2006 Philadelphia Annual Meeting (22–25 October 2006)

Paper No. 2
Presentation Time: 1:30 PM-5:30 PM

NONEXPLOSIVE MAGMA/WET-SEDIMENT INTERACTION AND EXPLOSIVE PHREATOMAGMATISM ASSOCIATED WITH EOCENE BASALTIC INTRUSIONS, BIG BEND AREA, WEST TEXAS


BEFUS, Kenneth S.1, HANSON, Richard E.2, BREYER, John A.1 and BUSBEY, Arthur B.1, (1)Department of Geology, Texas Christian University, P.O. Box 298830, Fort Worth, TX 76129, (2)School of Geology, Energy and the Environment, Texas Christian University, Fort Worth, TX 76129, resnos@gmail.com

Tertiary basaltic intrusions are abundant in the Tran-Pecos igneous province of West Texas, but little previous attention has been given to interactions between these intrusions and the Cretaceous and Tertiary strata that host them. Here we document an array of features recording both nonexplosive and explosive magma/wet-sediment interaction associated with Eocene emplacement of alkaline basaltic to trachyandesitic magmas into unlithified fluvial strata of the Upper Cretaceous Javelina Formation and the Paleogene Black Peaks and Hannold Hill Formations on the southern flank of the Rosillos Mountains near the northern boundary of Big Bend National Park.

Numerous dikes radiating from the ~40 Ma Christmas Mountains igneous complex to the west show fluidal, billowed, quenched margins against Javelina and Black Peaks mudstones. These billowed margins pass into zones of intrusive pillows associated with peperite, in which hyaloclastite shards derived from pillow margins are intermixed with disrupted sediment. Some partly pillowed dikes show complex forms, with sill-like apophyses that foundered into underlying sediment. These features provide insight into precursory stages of magma/wet-sediment interaction that may lead to explosive phreatomagmatism.

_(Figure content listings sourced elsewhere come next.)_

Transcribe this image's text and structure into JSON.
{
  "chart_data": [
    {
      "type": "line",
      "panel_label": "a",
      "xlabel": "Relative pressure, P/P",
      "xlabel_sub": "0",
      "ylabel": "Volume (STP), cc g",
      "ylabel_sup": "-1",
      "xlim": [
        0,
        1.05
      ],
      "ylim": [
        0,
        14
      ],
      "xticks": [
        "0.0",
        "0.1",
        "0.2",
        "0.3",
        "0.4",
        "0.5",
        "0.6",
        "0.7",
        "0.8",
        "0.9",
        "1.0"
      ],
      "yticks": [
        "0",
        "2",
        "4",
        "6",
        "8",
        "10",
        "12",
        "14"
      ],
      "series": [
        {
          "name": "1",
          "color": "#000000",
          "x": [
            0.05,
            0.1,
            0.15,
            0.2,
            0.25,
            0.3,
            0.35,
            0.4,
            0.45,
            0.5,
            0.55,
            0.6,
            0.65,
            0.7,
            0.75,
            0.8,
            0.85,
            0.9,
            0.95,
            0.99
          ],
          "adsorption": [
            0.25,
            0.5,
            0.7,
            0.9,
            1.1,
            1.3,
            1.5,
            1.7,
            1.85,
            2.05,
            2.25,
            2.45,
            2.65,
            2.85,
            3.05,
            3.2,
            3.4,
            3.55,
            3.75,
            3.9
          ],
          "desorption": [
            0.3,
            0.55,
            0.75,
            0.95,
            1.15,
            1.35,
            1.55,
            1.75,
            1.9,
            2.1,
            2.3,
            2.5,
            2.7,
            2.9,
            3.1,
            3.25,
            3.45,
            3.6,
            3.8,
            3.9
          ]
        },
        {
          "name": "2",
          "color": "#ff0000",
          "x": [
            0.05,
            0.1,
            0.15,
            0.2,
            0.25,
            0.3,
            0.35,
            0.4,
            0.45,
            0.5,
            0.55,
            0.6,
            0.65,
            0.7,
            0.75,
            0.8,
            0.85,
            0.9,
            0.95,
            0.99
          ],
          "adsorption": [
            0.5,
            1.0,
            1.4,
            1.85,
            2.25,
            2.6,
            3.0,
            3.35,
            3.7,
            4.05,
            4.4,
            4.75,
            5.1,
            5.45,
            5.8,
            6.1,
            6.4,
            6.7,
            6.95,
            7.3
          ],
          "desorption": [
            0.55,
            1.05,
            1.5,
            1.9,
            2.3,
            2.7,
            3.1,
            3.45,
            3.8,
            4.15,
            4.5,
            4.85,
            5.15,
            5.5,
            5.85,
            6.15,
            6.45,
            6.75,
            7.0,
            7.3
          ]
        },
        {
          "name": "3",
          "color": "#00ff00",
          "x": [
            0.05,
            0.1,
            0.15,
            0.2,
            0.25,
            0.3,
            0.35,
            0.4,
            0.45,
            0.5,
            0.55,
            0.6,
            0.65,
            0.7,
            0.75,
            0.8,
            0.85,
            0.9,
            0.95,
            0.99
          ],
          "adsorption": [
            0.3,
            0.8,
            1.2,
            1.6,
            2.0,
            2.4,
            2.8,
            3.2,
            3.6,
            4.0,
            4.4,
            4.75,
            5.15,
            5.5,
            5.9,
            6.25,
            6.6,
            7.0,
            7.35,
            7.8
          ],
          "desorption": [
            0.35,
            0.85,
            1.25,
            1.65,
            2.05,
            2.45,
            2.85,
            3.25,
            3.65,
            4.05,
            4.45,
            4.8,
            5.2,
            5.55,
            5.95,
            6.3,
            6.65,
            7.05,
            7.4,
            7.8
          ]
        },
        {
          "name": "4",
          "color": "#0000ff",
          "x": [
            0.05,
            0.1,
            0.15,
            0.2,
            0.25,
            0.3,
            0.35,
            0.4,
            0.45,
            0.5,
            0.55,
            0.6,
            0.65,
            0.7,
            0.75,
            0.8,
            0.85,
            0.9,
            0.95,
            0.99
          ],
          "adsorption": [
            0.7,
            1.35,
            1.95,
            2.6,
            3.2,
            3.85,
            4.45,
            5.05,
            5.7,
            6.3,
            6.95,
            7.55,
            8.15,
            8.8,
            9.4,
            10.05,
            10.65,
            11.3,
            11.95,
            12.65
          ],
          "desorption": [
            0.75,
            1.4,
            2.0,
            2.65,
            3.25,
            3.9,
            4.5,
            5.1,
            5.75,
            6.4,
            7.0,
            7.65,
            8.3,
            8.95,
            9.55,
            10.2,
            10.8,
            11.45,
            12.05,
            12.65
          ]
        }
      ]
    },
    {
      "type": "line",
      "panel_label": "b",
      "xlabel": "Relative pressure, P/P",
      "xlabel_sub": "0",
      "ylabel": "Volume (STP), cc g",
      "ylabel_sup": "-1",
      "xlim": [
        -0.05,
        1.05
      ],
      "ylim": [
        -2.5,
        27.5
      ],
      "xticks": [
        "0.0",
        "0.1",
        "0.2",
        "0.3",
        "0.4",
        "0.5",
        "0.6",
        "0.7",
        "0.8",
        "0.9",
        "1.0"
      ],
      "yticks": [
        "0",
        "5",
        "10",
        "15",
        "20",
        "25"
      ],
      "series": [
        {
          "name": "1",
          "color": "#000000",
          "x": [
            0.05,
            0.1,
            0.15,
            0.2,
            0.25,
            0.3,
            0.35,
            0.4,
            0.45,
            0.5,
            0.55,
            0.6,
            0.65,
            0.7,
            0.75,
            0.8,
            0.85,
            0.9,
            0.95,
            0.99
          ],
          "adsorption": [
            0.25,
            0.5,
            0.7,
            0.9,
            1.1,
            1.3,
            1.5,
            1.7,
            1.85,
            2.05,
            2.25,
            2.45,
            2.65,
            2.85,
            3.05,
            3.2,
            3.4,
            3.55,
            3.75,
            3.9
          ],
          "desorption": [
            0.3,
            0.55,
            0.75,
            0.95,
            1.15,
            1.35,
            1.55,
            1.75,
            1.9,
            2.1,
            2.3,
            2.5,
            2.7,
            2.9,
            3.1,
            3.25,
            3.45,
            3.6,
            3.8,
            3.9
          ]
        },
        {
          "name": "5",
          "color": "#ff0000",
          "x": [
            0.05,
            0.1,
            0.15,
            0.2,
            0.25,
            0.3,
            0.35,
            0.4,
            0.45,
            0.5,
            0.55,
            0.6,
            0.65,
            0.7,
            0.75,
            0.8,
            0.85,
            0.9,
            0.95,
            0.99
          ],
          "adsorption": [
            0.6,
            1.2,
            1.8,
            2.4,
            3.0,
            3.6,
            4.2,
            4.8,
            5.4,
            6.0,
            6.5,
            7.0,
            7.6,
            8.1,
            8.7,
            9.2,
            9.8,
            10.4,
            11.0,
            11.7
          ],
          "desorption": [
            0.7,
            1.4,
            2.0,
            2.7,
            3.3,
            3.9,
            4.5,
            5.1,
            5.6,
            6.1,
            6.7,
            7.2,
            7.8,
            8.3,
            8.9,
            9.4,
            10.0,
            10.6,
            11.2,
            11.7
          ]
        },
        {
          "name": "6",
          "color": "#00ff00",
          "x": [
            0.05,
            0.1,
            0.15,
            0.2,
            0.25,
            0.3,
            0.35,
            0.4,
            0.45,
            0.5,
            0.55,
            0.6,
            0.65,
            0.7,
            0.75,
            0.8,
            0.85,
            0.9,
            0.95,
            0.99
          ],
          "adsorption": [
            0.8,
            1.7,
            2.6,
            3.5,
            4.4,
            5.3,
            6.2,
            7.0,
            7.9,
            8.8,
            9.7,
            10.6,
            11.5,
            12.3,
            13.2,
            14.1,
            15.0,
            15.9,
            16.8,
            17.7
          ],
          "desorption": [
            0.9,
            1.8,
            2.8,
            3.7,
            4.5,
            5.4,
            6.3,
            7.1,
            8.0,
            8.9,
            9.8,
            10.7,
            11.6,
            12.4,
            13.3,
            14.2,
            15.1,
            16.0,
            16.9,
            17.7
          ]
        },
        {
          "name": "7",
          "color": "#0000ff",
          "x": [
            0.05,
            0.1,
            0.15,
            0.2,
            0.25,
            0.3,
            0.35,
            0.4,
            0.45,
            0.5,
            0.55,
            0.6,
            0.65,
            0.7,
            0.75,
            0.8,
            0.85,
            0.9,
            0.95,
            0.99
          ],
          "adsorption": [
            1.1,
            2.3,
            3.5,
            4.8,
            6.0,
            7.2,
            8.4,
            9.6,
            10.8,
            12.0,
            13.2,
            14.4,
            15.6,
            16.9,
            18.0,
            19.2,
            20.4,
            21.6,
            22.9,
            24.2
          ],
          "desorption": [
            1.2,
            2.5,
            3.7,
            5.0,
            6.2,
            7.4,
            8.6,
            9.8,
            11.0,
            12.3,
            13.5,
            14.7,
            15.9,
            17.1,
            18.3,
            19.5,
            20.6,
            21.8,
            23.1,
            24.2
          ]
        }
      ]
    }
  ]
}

Discordant, roughly cylindrical intrusive masses up to 250 m across of basalt, peperite, and disrupted sediment are interpreted to represent diatreme root zones that fed maar volcanoes. Intensely disrupted zones in the Javelina Formation along diatreme margins record collapse of Cretaceous strata in the vent walls. Masses of Eocene Hannold Hill conglomerate within the diatremes slumped downward from higher levels during vent excavation. Coherent to pillowed basalt intrusions emplaced at the close of explosive activity formed complex zones of peperite within a mixture of sand, mud, and quenched basaltic debris, inferred to represent the phreatomagmatic slurry that filled the vents during explosive volcanism.

This initial work suggests that the Trans-Pecos province may be an important locale for the study of subvolcanic phreatomagmatic processes. Eocene intrusions in the study area underwent complex interactions with wet sediment in strata as old as Maastrichtian, which must have remained unlithified and rich in pore water for ~30 Ma.